米スタートアップの独自装置活用、水素で燃焼効率高める
住友商事は4月13日、港湾の荷役車両などディーゼルエンジンが必要な商用車・特殊車両のCO2排出量削減、燃費改善に取り組むと発表した。同社が業務委託・販売代理店を務める米シリコンバレーのスタートアップHydrogen On Demand Technologies(ハイドロゲン・オン・デマンド・テクノロジーズ、HODT)が開発するディーゼルエンジンの燃費向上支援装置「D-HAT」を活用する。
国内運輸の温室効果ガスの約4割を貨物自動車および船舶が占めており、ディーゼルエンジンを使用した上でのさらなるCO2排出量の削減が求められているのに対応する。
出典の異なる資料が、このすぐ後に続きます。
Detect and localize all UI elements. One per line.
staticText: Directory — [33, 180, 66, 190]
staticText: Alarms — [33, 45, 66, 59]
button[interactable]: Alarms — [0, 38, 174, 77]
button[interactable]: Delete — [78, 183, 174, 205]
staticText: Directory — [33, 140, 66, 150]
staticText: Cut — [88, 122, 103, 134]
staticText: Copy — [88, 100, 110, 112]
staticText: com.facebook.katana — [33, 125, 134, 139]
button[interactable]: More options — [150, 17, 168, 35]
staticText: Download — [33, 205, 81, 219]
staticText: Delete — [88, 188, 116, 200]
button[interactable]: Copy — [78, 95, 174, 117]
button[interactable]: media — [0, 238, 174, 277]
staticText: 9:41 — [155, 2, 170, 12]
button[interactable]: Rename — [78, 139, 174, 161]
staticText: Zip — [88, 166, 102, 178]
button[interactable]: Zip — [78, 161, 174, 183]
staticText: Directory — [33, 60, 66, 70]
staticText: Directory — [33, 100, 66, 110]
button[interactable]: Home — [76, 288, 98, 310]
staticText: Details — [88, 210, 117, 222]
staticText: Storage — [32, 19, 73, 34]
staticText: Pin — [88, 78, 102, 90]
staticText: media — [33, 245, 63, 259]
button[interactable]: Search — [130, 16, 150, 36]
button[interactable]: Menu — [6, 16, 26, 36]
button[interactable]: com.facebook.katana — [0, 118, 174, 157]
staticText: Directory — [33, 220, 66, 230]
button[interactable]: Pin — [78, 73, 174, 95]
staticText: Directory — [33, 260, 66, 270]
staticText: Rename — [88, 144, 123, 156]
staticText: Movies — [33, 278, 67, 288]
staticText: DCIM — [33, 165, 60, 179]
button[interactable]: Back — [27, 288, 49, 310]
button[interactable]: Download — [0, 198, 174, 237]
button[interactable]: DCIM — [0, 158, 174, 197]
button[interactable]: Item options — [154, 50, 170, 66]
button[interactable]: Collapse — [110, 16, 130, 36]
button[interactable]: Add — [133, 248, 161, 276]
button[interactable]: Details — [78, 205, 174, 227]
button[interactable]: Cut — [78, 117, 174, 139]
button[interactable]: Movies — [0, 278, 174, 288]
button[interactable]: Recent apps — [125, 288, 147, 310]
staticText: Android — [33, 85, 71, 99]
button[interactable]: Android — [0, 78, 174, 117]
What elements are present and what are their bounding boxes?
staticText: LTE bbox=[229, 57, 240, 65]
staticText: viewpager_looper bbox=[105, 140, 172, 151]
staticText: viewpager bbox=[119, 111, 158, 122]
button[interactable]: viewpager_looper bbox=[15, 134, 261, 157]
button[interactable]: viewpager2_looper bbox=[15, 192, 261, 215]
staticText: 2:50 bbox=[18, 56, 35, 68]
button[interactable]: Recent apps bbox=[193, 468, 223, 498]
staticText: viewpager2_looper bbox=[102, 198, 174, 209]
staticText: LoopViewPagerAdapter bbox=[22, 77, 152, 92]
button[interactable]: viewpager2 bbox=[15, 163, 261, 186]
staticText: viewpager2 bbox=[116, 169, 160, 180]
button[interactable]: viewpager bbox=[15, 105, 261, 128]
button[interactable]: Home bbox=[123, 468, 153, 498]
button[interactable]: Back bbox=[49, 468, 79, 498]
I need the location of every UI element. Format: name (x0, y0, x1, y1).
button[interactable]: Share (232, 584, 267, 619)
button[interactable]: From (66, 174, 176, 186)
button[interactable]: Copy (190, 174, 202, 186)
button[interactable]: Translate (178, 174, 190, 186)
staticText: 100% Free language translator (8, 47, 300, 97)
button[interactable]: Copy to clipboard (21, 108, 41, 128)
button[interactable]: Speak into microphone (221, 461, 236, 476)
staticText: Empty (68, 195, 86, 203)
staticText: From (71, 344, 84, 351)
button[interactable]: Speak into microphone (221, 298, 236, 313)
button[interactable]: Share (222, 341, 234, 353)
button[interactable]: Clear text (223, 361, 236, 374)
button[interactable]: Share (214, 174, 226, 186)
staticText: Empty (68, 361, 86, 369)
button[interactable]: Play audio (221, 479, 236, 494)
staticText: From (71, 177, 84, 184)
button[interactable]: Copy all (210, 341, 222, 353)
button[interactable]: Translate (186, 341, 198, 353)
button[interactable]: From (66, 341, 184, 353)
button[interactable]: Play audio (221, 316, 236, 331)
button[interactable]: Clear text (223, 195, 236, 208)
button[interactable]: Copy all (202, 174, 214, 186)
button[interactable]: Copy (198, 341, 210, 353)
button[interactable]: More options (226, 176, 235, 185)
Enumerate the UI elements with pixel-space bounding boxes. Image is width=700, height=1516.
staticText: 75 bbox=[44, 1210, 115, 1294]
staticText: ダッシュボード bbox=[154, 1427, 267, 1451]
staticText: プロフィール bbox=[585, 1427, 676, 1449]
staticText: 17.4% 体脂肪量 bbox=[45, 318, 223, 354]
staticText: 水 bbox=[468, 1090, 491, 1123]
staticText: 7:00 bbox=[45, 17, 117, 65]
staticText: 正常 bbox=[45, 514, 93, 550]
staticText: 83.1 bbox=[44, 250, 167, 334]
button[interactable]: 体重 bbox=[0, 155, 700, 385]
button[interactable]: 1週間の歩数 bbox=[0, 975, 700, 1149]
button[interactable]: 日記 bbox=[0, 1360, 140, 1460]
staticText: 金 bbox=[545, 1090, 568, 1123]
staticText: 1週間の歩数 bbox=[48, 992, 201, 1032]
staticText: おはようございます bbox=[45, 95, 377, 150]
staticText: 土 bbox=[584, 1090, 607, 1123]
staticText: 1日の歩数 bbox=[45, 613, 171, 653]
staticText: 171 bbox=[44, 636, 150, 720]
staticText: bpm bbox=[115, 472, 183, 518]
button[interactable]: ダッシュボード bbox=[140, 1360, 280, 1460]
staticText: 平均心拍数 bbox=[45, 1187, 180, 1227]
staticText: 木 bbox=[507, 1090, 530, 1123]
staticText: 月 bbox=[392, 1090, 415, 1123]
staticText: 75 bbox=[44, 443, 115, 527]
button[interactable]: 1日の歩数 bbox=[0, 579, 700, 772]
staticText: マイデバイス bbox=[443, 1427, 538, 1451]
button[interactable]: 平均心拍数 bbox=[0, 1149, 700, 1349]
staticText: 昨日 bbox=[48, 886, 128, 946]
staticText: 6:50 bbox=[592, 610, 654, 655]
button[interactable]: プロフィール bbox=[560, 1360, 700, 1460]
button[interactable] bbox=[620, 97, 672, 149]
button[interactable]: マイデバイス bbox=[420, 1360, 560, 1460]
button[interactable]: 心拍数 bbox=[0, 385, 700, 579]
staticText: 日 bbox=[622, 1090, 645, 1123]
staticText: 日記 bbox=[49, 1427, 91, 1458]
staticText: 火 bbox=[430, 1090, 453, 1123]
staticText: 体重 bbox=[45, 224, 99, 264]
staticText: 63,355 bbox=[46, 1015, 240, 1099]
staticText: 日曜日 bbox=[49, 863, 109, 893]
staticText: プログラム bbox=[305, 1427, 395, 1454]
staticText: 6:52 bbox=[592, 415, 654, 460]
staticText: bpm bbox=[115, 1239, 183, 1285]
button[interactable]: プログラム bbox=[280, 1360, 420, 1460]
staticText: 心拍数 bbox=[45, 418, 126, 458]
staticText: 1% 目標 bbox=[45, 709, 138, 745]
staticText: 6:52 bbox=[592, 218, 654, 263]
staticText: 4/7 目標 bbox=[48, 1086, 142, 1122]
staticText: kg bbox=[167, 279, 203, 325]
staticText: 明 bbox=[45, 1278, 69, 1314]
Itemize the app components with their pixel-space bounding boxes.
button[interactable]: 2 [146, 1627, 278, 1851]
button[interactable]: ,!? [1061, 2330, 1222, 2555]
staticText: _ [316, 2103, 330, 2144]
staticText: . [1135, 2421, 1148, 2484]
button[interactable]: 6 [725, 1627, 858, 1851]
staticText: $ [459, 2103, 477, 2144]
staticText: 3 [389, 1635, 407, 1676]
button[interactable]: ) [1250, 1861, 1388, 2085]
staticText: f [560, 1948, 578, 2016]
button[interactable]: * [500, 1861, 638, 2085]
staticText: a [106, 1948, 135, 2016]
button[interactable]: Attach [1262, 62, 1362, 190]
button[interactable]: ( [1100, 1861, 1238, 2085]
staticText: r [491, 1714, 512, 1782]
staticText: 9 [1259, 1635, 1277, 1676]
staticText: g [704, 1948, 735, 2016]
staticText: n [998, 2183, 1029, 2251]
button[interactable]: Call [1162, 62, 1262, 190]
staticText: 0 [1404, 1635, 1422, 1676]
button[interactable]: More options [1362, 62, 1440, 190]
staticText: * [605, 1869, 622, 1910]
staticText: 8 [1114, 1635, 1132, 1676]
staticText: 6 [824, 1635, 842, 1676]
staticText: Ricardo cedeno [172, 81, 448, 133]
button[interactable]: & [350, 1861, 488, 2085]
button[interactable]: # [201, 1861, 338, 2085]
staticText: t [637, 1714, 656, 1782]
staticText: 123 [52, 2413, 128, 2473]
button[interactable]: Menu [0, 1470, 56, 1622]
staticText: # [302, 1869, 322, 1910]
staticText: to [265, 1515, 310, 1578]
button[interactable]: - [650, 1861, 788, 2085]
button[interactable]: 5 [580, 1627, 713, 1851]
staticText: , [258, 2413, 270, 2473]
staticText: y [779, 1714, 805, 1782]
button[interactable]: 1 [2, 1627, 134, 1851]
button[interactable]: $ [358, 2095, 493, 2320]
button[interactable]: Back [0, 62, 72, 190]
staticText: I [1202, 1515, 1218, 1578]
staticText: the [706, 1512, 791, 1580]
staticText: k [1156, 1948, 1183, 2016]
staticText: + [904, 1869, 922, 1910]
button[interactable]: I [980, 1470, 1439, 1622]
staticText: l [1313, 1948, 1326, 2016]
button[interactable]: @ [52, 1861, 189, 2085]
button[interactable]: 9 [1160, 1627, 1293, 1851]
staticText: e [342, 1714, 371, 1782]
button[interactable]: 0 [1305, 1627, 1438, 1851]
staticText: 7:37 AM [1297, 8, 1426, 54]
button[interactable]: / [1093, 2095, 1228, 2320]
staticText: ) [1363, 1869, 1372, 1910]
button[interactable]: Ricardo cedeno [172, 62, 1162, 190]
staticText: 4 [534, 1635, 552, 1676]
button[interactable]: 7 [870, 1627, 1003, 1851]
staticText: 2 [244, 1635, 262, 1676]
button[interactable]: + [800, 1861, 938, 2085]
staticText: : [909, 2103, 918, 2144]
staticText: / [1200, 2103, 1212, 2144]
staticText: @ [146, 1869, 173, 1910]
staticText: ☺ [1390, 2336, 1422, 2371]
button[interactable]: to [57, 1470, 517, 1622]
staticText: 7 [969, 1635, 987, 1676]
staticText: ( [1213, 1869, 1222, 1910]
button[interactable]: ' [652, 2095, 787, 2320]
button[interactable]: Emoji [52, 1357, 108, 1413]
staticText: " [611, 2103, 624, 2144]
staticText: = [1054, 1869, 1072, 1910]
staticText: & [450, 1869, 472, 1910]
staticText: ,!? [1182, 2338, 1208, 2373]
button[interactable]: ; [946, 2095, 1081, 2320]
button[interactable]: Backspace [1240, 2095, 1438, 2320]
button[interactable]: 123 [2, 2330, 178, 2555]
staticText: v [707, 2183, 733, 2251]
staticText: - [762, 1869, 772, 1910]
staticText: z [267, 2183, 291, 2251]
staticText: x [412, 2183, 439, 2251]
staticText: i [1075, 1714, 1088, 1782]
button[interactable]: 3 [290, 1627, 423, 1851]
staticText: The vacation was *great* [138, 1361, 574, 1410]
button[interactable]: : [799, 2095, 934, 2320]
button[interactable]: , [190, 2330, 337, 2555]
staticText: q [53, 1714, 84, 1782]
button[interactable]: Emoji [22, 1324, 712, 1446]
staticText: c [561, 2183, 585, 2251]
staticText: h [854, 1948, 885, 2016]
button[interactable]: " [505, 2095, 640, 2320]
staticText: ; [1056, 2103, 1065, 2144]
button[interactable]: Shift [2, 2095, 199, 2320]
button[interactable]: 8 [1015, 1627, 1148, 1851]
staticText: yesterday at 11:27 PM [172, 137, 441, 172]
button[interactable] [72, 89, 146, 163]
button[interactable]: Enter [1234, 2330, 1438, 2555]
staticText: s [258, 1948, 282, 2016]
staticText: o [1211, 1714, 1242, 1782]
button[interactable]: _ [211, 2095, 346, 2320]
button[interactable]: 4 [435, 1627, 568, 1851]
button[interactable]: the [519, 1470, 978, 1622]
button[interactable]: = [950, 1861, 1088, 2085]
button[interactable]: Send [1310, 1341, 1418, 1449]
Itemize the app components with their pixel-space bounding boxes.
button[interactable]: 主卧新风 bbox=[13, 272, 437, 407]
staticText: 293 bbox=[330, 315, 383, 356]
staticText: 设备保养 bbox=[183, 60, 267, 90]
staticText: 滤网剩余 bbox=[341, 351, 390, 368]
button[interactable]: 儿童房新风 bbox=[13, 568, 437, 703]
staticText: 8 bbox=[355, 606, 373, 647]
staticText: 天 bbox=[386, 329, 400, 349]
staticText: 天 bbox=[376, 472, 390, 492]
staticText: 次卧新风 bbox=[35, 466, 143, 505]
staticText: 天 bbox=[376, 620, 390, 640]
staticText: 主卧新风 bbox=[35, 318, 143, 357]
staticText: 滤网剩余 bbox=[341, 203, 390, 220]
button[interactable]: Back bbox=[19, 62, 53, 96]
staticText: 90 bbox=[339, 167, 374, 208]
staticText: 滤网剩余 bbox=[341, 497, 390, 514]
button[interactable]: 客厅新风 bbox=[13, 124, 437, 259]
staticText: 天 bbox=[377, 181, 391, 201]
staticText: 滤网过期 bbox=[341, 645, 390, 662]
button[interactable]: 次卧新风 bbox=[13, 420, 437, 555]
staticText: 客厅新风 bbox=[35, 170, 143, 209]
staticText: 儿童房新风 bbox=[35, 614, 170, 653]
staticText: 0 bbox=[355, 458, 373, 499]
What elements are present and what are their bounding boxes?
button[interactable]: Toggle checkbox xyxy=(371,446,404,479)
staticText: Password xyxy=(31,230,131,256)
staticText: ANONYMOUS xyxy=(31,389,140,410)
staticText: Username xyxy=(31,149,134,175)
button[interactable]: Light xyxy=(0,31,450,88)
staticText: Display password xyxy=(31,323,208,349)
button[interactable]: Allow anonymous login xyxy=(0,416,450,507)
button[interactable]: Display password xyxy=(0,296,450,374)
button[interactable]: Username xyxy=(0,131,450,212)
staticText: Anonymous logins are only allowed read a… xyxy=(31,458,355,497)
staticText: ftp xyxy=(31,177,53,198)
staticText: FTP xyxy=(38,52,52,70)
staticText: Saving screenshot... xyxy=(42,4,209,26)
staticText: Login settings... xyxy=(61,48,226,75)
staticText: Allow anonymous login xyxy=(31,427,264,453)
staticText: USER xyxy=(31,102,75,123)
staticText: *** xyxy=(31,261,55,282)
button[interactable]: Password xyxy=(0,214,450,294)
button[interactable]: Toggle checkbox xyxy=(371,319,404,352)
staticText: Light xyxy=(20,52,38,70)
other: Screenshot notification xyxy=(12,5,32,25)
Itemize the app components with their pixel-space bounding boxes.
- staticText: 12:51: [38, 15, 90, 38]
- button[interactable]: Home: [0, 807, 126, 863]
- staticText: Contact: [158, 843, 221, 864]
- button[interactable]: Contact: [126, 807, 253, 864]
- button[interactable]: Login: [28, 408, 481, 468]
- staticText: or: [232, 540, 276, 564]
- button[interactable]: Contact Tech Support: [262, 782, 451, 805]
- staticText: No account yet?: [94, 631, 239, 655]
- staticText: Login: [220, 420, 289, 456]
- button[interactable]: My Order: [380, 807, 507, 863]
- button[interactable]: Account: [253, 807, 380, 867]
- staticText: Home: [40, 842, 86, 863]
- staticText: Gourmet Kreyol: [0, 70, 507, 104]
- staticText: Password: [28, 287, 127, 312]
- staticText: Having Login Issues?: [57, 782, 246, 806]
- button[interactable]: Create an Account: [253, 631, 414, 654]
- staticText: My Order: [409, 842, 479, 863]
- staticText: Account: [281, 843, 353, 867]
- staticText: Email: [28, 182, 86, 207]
D-HATはトラック、バス、重機、船舶などの輸送機に搭載されている8リットル以上の大型ディーゼルエンジン向けに、水素を活用して燃焼効率を上げる。水を電気分解することで毎分4リットルの水素を生成し、高圧水素タンクで貯蔵することなくディーゼルエンジンに送り込み、水素により燃焼効率を高めるのが特徴。
従来のエンジンの性能は維持しつつ、燃費を向上させることで軽油使用量とCO2を含む排気ガスの量をそれぞれ10~15%削減し、経済価値と環境価値を両立させられるのが強み。D-HATは、水素ステーションや外部からの水素注入を必要とせず、ディーゼルエンジンに後付けが可能な点もメリット。
D-HAT本体
D-HAT内部の仕組みのイメージ図。電気分解によって生成された水素がディーゼルエンジンの燃焼を効率化する
3月28日には、名古屋港飛島埠頭で、港湾でコンテナを輸送する港湾荷役機器へのD-HATの据え付けを行い、港湾荷役機器での本格実証を進めるとともに、無人搬送車への導入も視野に入れている。
名古屋港での実証実験に加え、日本全国の港湾でもカーボンニュートラルポートの実現に向けてD-HATの導入を進め、地域課題の解決に貢献することを目指す。
併せて、北米の貨物輸送を担う地場企業にも米州住友商事が掛け合い、同地域でD-HAT導入の実証実験を開始した。
湾荷役機器のディーゼルエンジンに取り付けられたD-HAT
名古屋港飛島埠頭の取り組みは、オペレーションを担う飛島コンテナ埠頭、D-HAT輸入販売元のエントランスフォーメーション、港湾を管理する名古屋港管理組合と連携の上、進めていく。